E se ainda não estão convencidos da importância das nossas mitocôndrias…estes organelos não servem “apenas” para produzir energia. São um verdadeiro organelo dos sete instrumentos com múltiplas funções críticas nas células. As mitocôndrias participam activamente na regulação do cálcio intracelular, na produção de derivados de oxigénio que podem ter um papel “bom” ou “mau” (dependendo da sua concentração e tipo), na síntese de várias moléculas importantes para a célula, e regulação da morte celular. De facto, as nossas mitocôndrias têm nas suas mãos o poder decisório de decidir acabar com célula onde estão! Confuso? Nem por isso…pensem que células que desenvolvem mutações no ADN poderão gerar tumores e como tal há que eliminar essas células rapidamente.

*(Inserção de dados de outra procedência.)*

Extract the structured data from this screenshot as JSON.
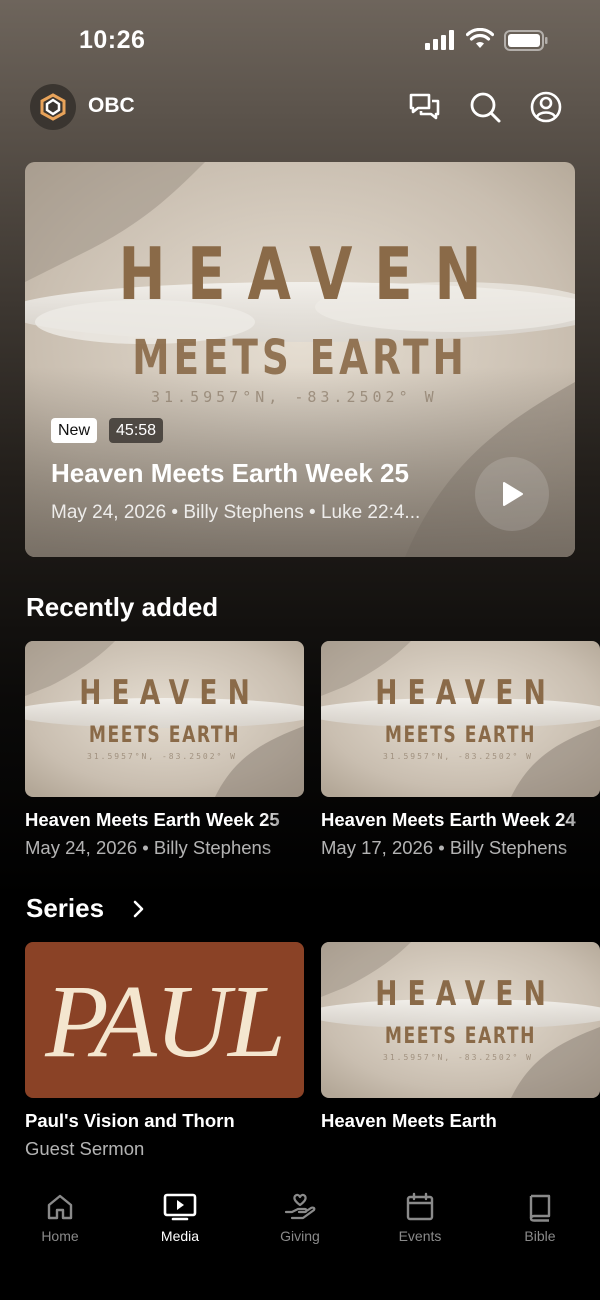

E o que pode afectar a saúde das nossas mitocôndrias? Muita coisa, de facto…cada vez mais sabemos que o ambiente (poluição, por exemplo) e os estilos de vida actuais contribuem para causar danos nas mitocôndrias nos diversos órgãos. Fumo do tabaco, excesso de consumo de bebidas alcoólicas, uma alimentação com excesso de gordura e sobretudo de açúcar, entre outras causas, podem levar a uma progressiva perda da capacidade mitocondrial para produzir energia. Por outras palavras, a nossa pilha vai perdendo carga. E todos sabemos o que acontece quando as pilhas se esgotam (geralmente “babam-se” e estragam o nosso aparelho favorito…). Aliás, não é à toa que o envelhecimento tem associado uma série de doenças que afectam o sistema nervoso central, o sistema cardiovascular, rins, fígado e outros órgãos. Sabe-se que à medida que envelhecemos, vamos também perdendo robustez mitocondrial até que a quebra de produção de ATP torna insustentável a viabilidade das células mais afectadas.

Mas nem tudo é mau. Podemos manter as nossas mitocôndrias mais tempo saudáveis de modo a continuarem a energizarem a nossa vida. E isso faz-se com alimentação adequada (nada de excessos), descanso em quantidades q.b. e sobretudo actividade física. Passar o dia sentado e comer alimentos ricos em gordura e sobretudo (muito mais importante) com excesso de açúcar não faz nada bem às nossas pilhas! E mais cedo ou mais tarde vamos sofrer com isso.

 

Paulo J. Oliveira


© 2018 - Ciência na Imprensa Regional / Ciência Viva


Paulo Oliveira

Em 1999, Paulo J. Oliveira licenciou-se em Bioquímica pela Universidade de Coimbra. Em 2003, concluiu o Doutoramento em Biologia Celular pela mesma Universidade. Depois de concluir o seu doutoramento, o Paulo Oliveira passou mais de três anos a trabalhar na Faculdade de Medicina da Universidade de Minnesota, Duluth, EUA, onde colaborou com vários investigadores e contribuiu para a publicação de vários artigos científicos. A actividade científica do Paulo Oliveira  é focada nos mecanismos de produção de energia pela célula, nomeadamente através de um organelo chamado mitocôndria. O Paulo Oliveira tem-se dedicado a estudos da alteração da função mitocondrial por atividade física e dieta, doenças metabólicas e cancro, e papel da mitocôndria na toxicidade de várias moléculas químicas. Em adição a isto, uma forte componente do trabalho do Paulo Oliveira foca o desenho racional de agentes mitocondriais com aplicações terapêuticas. O Paulo tem mais de 190 publicações científicas em revistas internacionais com peritagem científica, perto de 400 comunicações orais e em poster em reuniões científicas nacionais e internacionais e e é atualmente um dos mais reconhecidos investigadores Portugueses a estudar a mitocôndriatendo colaborações na Europa, África e nos EUA. 

É Professor Auxiliar Convidado na Universidade de Coimbra e um dos fundadores da start-up MitoTAG, que explora o desenvolvimento e aplicações de antioxidantes naturais dirigidos à mitocôndria. Como Investigador Principal, coordena no Centro de Neurociências e Biologia Celular (CNC), o laboratório MitoXT (“Mitochondrial Toxicology and Experimental Therapeutics”) e coordena a área de “Mitochondria, Metabolism and Disease” do CNC.